Un tale scoppio d’indignazione da parte del mite scozzese era inconsueto, ma prima che qualcuno potesse controbattere, il capitano Norden riprese: «Se non vi dispiace, non ci siamo raccolti qui per fare i critici letterari. Avremo tempo d’avanzo per questo in seguito. Ci sono un paio di punti che la Società vuole che vi chiarisca prima che si cominci. Il signor Gibson è un personaggio molto importante, un ospite di riguardo, ed è stato invitato a compiere questo viaggio perché possa poi parlarne al ritorno. Non è il solito banale trucco pubblicitario: noi stiamo effettivamente facendo la storia, e il nostro viaggio inaugurale dovrebbe essere esaltato degnamente. Perciò cercate di comportarvi come gentiluomini, almeno per un po’ di tempo: il libro di Gibson si venderà probabilmente con una tiratura di mezzo milione di copie, e la vostra reputazione avvenire può dipendere dal comportamento che terrete nei prossimi tre mesi.»

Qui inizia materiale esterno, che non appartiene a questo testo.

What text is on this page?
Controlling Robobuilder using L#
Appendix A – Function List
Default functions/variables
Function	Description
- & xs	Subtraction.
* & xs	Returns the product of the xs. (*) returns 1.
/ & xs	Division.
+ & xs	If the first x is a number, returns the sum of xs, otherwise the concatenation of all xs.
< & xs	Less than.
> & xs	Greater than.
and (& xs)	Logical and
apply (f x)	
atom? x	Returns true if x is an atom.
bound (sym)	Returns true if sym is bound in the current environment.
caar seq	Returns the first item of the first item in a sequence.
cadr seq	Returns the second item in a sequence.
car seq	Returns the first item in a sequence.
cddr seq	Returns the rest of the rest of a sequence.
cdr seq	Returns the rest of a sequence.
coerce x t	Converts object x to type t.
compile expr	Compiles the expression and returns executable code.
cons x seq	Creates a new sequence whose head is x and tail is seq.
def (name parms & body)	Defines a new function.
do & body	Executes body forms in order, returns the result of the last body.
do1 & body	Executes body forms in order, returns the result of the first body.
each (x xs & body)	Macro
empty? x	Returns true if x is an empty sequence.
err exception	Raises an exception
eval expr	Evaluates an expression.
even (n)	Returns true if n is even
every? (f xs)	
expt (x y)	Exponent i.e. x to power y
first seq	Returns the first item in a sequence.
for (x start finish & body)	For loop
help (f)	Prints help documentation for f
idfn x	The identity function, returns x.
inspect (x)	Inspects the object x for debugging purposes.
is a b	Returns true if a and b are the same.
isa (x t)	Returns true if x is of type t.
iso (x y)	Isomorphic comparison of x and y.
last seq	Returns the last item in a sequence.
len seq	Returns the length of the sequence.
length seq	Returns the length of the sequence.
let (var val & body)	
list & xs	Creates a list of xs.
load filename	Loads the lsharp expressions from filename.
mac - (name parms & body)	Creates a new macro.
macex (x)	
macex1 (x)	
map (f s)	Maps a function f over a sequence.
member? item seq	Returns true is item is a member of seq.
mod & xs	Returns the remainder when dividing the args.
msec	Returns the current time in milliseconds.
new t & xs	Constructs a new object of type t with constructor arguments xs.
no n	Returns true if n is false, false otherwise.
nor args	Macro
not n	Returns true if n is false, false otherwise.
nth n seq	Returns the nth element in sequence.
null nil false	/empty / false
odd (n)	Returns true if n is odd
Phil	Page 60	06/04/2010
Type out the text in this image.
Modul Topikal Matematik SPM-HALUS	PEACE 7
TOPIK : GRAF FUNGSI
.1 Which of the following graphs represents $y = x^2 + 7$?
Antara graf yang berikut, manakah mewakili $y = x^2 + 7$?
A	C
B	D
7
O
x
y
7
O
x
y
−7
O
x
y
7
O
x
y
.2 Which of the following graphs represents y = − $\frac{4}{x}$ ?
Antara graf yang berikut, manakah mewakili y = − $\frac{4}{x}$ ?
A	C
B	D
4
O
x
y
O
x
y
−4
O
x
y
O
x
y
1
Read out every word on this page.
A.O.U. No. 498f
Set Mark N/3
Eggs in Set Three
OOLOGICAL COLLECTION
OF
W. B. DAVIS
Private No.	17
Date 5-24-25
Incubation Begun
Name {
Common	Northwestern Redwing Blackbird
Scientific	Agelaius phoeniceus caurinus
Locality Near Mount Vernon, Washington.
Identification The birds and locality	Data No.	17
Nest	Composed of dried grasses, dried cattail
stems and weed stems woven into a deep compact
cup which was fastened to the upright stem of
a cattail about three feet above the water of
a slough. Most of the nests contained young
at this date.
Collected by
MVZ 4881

«Tutto questo mi sa maledettamente di ricatto» disse Bradley.
«Prendetela come vi pare» riprese Norden sorridendo. «Naturalmente spiegherò a Gibson che non potrà aspettarsi il servizio che avremo in seguito, quando a bordo ci saranno camerieri, e cuochi, e chissà quanta altra grazia di Dio.»
«Credete che ci aiuterà a lavare i piatti?» domandò qualcuno.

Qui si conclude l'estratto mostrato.